Гавань. Рождение Горгиппии

- -
- 100%
- +
Она посмотрела на него. Он не был похож на Алкимаха. В нём не было той тени, которая всегда лежала на лице её мужа. Этот человек был лёгким, как утренний ветер. Она подумала: «Почему бы и нет?»
Они сидели в таверне, и он рассказывал о своих путешествиях. Он был купцом, плавал в Египет и на Крит. Он говорил о море, о звёздах, о чужих землях. Она слушала и думала о том, что мир большой, и в нём есть место для новой жизни. Она не любила его — но она чувствовала, что может снова дышать.
Вечером, когда они прощались, он взял её руку и сказал:
— Я уезжаю через три дня. Я не знаю, когда вернусь. Но если ты захочешь — я возьму тебя с собой.
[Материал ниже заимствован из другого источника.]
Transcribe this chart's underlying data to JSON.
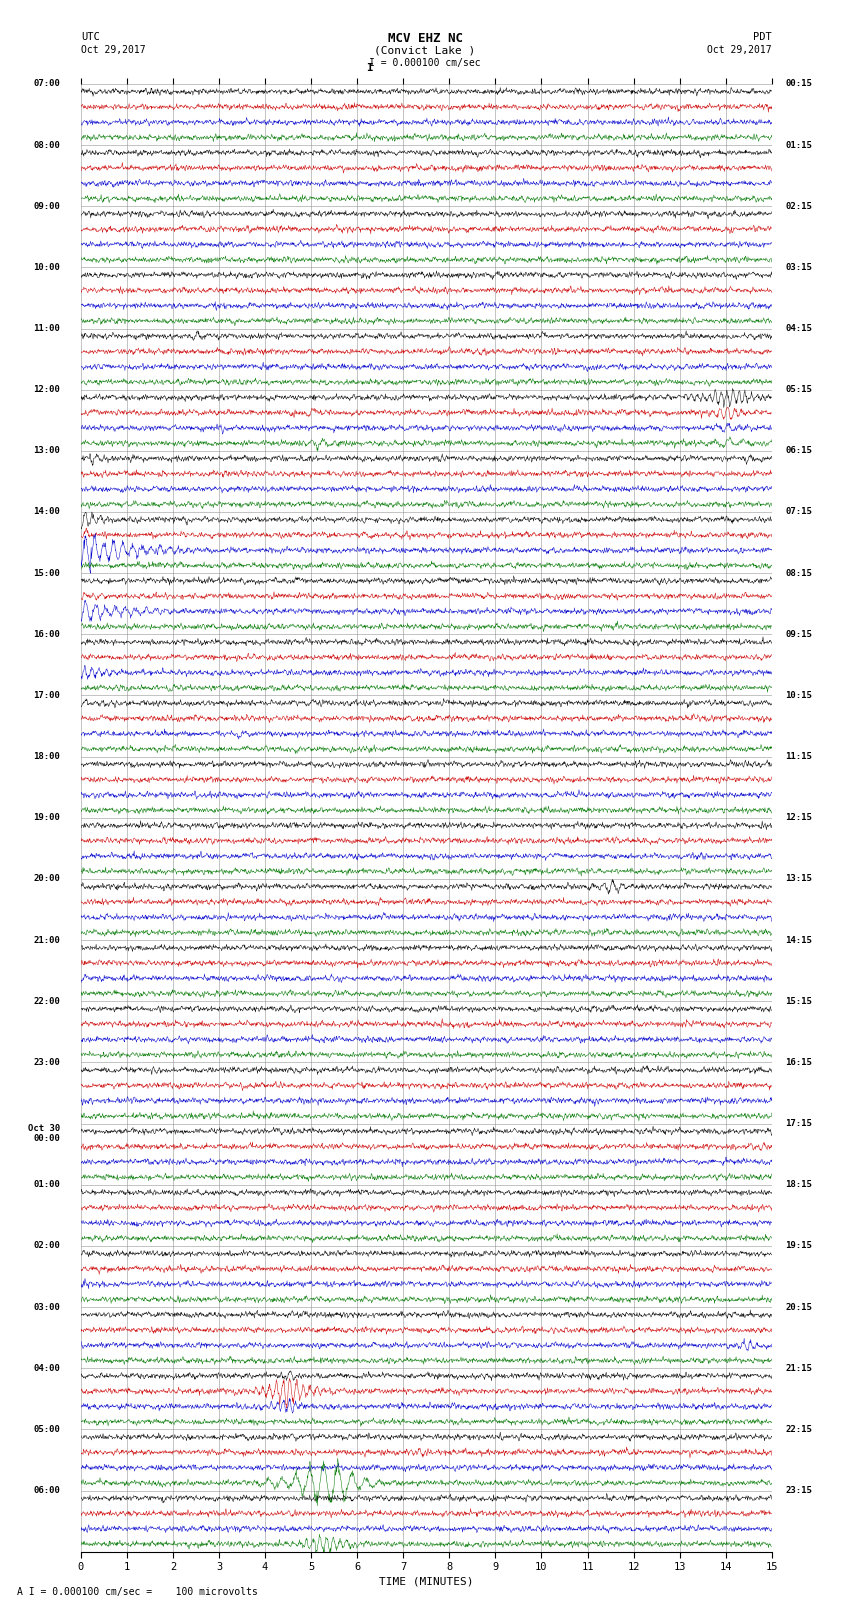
{
  "title_line1": "MCV EHZ NC",
  "title_line2": "(Convict Lake )",
  "scale_label": "I = 0.000100 cm/sec",
  "footer_label": "A I = 0.000100 cm/sec =    100 microvolts",
  "xlabel": "TIME (MINUTES)",
  "bg_color": "#ffffff",
  "grid_color": "#888888",
  "trace_colors": [
    "#000000",
    "#cc0000",
    "#0000cc",
    "#007700"
  ],
  "left_times": [
    "07:00",
    "08:00",
    "09:00",
    "10:00",
    "11:00",
    "12:00",
    "13:00",
    "14:00",
    "15:00",
    "16:00",
    "17:00",
    "18:00",
    "19:00",
    "20:00",
    "21:00",
    "22:00",
    "23:00",
    "Oct 30\n00:00",
    "01:00",
    "02:00",
    "03:00",
    "04:00",
    "05:00",
    "06:00"
  ],
  "right_times": [
    "00:15",
    "01:15",
    "02:15",
    "03:15",
    "04:15",
    "05:15",
    "06:15",
    "07:15",
    "08:15",
    "09:15",
    "10:15",
    "11:15",
    "12:15",
    "13:15",
    "14:15",
    "15:15",
    "16:15",
    "17:15",
    "18:15",
    "19:15",
    "20:15",
    "21:15",
    "22:15",
    "23:15"
  ],
  "n_hour_blocks": 24,
  "traces_per_block": 4,
  "minutes": 15,
  "noise_amplitude": 0.12,
  "seed": 12345,
  "events": [
    {
      "block": 6,
      "trace": 0,
      "time": 0.3,
      "amp": 3.0,
      "duration": 0.3
    },
    {
      "block": 6,
      "trace": 0,
      "time": 14.5,
      "amp": 2.0,
      "duration": 0.2
    },
    {
      "block": 7,
      "trace": 0,
      "time": 0.05,
      "amp": 5.0,
      "duration": 0.8
    },
    {
      "block": 7,
      "trace": 1,
      "time": 0.05,
      "amp": 2.0,
      "duration": 0.5
    },
    {
      "block": 7,
      "trace": 2,
      "time": 0.05,
      "amp": 8.0,
      "duration": 2.5
    },
    {
      "block": 7,
      "trace": 3,
      "time": 0.05,
      "amp": 1.5,
      "duration": 0.4
    },
    {
      "block": 8,
      "trace": 2,
      "time": 0.05,
      "amp": 5.0,
      "duration": 2.0
    },
    {
      "block": 8,
      "trace": 1,
      "time": 0.05,
      "amp": 1.5,
      "duration": 0.5
    },
    {
      "block": 9,
      "trace": 2,
      "time": 0.05,
      "amp": 3.0,
      "duration": 1.5
    },
    {
      "block": 9,
      "trace": 3,
      "time": 2.0,
      "amp": 2.0,
      "duration": 0.4
    },
    {
      "block": 10,
      "trace": 2,
      "time": 3.5,
      "amp": 2.0,
      "duration": 0.5
    },
    {
      "block": 10,
      "trace": 0,
      "time": 0.05,
      "amp": 1.5,
      "duration": 0.5
    },
    {
      "block": 5,
      "trace": 0,
      "time": 14.0,
      "amp": 4.0,
      "duration": 1.5
    },
    {
      "block": 5,
      "trace": 1,
      "time": 14.0,
      "amp": 3.0,
      "duration": 1.0
    },
    {
      "block": 5,
      "trace": 2,
      "time": 14.0,
      "amp": 2.0,
      "duration": 0.8
    },
    {
      "block": 5,
      "trace": 3,
      "time": 14.0,
      "amp": 2.5,
      "duration": 0.8
    },
    {
      "block": 5,
      "trace": 1,
      "time": 5.0,
      "amp": 2.5,
      "duration": 0.4
    },
    {
      "block": 5,
      "trace": 3,
      "time": 5.2,
      "amp": 2.5,
      "duration": 0.5
    },
    {
      "block": 4,
      "trace": 0,
      "time": 2.5,
      "amp": 2.0,
      "duration": 0.3
    },
    {
      "block": 13,
      "trace": 0,
      "time": 11.5,
      "amp": 3.5,
      "duration": 0.8
    },
    {
      "block": 14,
      "trace": 2,
      "time": 0.05,
      "amp": 2.0,
      "duration": 0.5
    },
    {
      "block": 11,
      "trace": 0,
      "time": 7.5,
      "amp": 1.5,
      "duration": 0.3
    },
    {
      "block": 17,
      "trace": 1,
      "time": 14.8,
      "amp": 2.5,
      "duration": 0.3
    },
    {
      "block": 20,
      "trace": 0,
      "time": 4.8,
      "amp": 2.0,
      "duration": 0.4
    },
    {
      "block": 20,
      "trace": 2,
      "time": 14.5,
      "amp": 2.5,
      "duration": 0.5
    },
    {
      "block": 21,
      "trace": 1,
      "time": 4.5,
      "amp": 8.0,
      "duration": 1.0
    },
    {
      "block": 21,
      "trace": 2,
      "time": 4.5,
      "amp": 4.0,
      "duration": 0.8
    },
    {
      "block": 21,
      "trace": 0,
      "time": 4.5,
      "amp": 2.0,
      "duration": 0.5
    },
    {
      "block": 22,
      "trace": 3,
      "time": 5.2,
      "amp": 9.0,
      "duration": 1.5
    },
    {
      "block": 22,
      "trace": 3,
      "time": 5.5,
      "amp": 6.0,
      "duration": 1.0
    },
    {
      "block": 23,
      "trace": 3,
      "time": 5.3,
      "amp": 5.0,
      "duration": 1.0
    },
    {
      "block": 19,
      "trace": 2,
      "time": 0.05,
      "amp": 2.5,
      "duration": 0.5
    },
    {
      "block": 15,
      "trace": 3,
      "time": 2.5,
      "amp": 1.5,
      "duration": 0.3
    },
    {
      "block": 3,
      "trace": 0,
      "time": 9.0,
      "amp": 1.5,
      "duration": 0.3
    },
    {
      "block": 3,
      "trace": 0,
      "time": 14.5,
      "amp": 1.5,
      "duration": 0.2
    }
  ]
}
Она замерла. Эти слова были почти дословным повторением того, что сказал ей Алкимах в их последнюю ночь. Но в голосе этого человека не было страха — только приглашение.
Она улыбнулась и ответила:
— Я не поеду. Но спасибо, что предложил.
Он не настаивал. Он просто кивнул и ушёл.
Эвридика осталась у моря. Она не хотела бежать. Она хотела остаться — и быть собой. Она поняла, что дом — это не место, где ты живёшь. Это место, где ты можешь не убегать.
Она смотрела на закат и думала: «Я не простила его. Но я перестала ждать. И это — моя сила».
Прошло ещё два года. Эвридика перестала считать дни, перестала вслушиваться в шаги на улице, перестала ждать. Она просто жила.
Её лавка разрослась — теперь она торговала не только льном, но и шерстью, крашеными тканями, которые привозили из Милета и даже из далёкого Египта. Она научилась торговаться, распознавать обман, чувствовать цену. Её руки стали увереннее, голос — твёрже. Люди на рынке называли её «Эвридика из дома ткачей» — не как жену Алкимаха, а как самостоятельную женщину, которая знает своё дело.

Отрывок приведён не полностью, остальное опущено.